AI Insights · Agents & Sub-Agents

Stop Asking AI to Do Everything With One Blunt Tool

The fastest AI workflow improvement is not a better prompt. It is giving the model narrower tools for the job in front of it.

  1. Build a Small Tool Stack by Workflow

    Do not install every shiny Claude or coding add-on. Group tools by the work you actually repeat: design polish, browser testing, research, database setup, payments, or project memory. Pick one tool per recurring bottleneck, then remove anything you do not use weekly.

  2. Use Guardrails Before Code Generation

    A guardrail skill like Ponytail is useful because it forces the model to ask boring but valuable questions before writing code. Does this already exist in the codebase? Does the standard library do it? Is there an installed dependency that covers it? Add those questions to your coding prompt or project instructions before asking for new features.
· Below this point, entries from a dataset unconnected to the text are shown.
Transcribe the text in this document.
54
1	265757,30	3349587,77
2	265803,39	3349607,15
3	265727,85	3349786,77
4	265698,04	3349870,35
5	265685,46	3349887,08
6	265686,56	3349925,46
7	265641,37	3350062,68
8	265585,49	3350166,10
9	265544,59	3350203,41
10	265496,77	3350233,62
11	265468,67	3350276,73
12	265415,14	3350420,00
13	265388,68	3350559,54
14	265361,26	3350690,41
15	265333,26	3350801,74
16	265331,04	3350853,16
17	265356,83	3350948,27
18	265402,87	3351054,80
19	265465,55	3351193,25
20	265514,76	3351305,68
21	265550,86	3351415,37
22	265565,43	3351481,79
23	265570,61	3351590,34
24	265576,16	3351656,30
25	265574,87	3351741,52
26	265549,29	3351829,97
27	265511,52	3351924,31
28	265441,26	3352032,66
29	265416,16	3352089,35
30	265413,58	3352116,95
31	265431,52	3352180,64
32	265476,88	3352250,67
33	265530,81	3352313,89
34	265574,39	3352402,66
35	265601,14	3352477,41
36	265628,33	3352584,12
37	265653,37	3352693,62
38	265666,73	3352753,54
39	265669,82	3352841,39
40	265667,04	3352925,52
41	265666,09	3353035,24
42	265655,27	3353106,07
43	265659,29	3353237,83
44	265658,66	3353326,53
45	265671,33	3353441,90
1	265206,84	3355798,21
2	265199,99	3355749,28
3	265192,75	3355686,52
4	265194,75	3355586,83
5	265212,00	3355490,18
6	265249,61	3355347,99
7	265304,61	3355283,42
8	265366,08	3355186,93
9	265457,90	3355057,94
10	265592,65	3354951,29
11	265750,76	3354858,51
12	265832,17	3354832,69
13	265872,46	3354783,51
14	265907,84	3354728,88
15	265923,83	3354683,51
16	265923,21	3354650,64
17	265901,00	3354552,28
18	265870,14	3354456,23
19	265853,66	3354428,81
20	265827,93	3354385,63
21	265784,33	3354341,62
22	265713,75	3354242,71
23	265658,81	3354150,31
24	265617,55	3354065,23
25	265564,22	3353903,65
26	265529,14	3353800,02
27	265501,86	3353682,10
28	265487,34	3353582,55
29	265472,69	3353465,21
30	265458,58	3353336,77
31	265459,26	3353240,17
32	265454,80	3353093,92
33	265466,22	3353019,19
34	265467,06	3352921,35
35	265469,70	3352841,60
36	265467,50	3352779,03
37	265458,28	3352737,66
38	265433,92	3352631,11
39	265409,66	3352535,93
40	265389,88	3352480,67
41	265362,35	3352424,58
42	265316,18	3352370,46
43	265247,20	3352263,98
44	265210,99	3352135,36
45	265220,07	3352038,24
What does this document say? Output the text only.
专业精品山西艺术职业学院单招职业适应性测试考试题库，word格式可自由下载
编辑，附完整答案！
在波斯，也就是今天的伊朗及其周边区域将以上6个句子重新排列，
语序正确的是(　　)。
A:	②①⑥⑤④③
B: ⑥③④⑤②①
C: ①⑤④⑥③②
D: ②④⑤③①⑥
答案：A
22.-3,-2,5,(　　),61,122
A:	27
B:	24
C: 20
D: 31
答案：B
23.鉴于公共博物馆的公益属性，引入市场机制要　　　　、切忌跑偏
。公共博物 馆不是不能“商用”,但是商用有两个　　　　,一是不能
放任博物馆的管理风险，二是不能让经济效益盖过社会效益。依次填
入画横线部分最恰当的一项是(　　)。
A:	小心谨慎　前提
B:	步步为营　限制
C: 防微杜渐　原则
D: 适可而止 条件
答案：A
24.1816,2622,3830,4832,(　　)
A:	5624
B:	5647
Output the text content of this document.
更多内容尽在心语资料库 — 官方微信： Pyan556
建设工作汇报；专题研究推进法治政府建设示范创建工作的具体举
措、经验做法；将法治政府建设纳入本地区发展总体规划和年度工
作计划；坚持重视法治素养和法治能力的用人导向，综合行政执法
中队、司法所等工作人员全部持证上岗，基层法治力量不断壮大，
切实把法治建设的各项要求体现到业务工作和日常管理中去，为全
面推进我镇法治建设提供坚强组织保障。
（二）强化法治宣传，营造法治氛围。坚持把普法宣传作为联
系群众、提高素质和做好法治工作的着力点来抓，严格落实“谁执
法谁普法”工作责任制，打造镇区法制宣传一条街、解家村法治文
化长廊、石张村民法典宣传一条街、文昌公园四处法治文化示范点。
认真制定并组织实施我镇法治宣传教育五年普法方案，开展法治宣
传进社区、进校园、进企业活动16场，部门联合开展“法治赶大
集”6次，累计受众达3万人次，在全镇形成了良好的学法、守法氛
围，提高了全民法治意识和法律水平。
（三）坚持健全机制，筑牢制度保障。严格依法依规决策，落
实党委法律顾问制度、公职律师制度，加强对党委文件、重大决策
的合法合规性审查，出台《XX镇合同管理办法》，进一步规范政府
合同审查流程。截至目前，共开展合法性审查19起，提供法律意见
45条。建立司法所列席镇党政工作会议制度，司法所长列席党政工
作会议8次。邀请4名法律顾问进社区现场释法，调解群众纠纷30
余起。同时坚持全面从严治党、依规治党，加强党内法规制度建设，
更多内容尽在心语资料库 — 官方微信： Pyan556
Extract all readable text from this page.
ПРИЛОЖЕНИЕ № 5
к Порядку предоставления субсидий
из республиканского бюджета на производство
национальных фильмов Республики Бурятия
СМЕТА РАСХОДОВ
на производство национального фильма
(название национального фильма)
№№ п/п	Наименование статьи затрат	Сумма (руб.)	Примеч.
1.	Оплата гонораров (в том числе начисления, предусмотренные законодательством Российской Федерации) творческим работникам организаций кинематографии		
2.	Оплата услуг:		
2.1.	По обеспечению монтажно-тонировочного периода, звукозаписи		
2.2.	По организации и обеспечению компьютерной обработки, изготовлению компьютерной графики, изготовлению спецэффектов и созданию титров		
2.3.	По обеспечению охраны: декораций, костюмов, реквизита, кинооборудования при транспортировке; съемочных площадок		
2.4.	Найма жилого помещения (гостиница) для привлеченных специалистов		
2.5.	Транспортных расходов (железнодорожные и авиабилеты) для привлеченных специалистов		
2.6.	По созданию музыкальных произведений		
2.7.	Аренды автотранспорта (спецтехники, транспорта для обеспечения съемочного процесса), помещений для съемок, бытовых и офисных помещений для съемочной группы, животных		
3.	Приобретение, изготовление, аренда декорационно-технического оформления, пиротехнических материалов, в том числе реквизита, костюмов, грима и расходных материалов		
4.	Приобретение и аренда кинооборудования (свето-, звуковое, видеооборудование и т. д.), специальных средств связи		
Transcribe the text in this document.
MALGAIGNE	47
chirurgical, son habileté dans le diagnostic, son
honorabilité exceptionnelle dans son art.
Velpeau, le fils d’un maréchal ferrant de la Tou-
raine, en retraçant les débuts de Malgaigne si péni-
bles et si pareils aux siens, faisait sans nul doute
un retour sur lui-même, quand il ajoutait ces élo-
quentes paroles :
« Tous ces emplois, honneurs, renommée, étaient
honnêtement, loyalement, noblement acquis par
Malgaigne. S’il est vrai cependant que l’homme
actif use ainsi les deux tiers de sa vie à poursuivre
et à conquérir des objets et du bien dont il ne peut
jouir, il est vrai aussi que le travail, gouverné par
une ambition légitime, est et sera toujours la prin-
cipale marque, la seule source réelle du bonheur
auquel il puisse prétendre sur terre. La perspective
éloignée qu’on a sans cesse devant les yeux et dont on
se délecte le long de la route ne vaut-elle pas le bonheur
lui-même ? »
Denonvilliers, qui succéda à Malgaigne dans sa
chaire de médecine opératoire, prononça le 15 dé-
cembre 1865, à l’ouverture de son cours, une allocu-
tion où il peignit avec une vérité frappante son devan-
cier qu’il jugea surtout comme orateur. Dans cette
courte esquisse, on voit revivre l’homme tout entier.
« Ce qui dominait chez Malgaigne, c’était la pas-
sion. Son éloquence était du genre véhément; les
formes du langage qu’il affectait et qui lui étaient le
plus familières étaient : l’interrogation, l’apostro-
  3. Prefer CLIs for Token-Heavy Work

    Browser testing, scraping, database setup, and payment webhooks are often cheaper and cleaner through command-line tools than through long model conversations. For example, Playwright CLI can test real forms and user flows without narrating every browser step back into the context window. The principle is simple: let deterministic tools do deterministic work, and let the model decide when to call them.

  4. Give Design Its Own Review Pass

    If AI-generated pages look generic, do not keep re-prompting from scratch. Use a design-specific critique and polish step: compare against a reference design language, simplify the layout, tighten spacing, and remove decorative clutter. Treat design as an iteration loop, not as a one-shot generation task.

  5. Memory Should Match the Job

    For a solo builder, a well-organized folder or Obsidian vault may be enough project memory. For heavier research or support workflows, a real RAG system can retrieve across larger document sets with more structure. Start simple, then add embeddings or knowledge graphs only when search and folders stop working.

Why it matters

Small businesses do not need a giant AI stack. They need a reliable way to turn repeated work into repeatable workflows. The useful pattern is to give AI access to focused tools, then constrain it with checks, tests, and review passes so it ships less junk and wastes fewer tokens.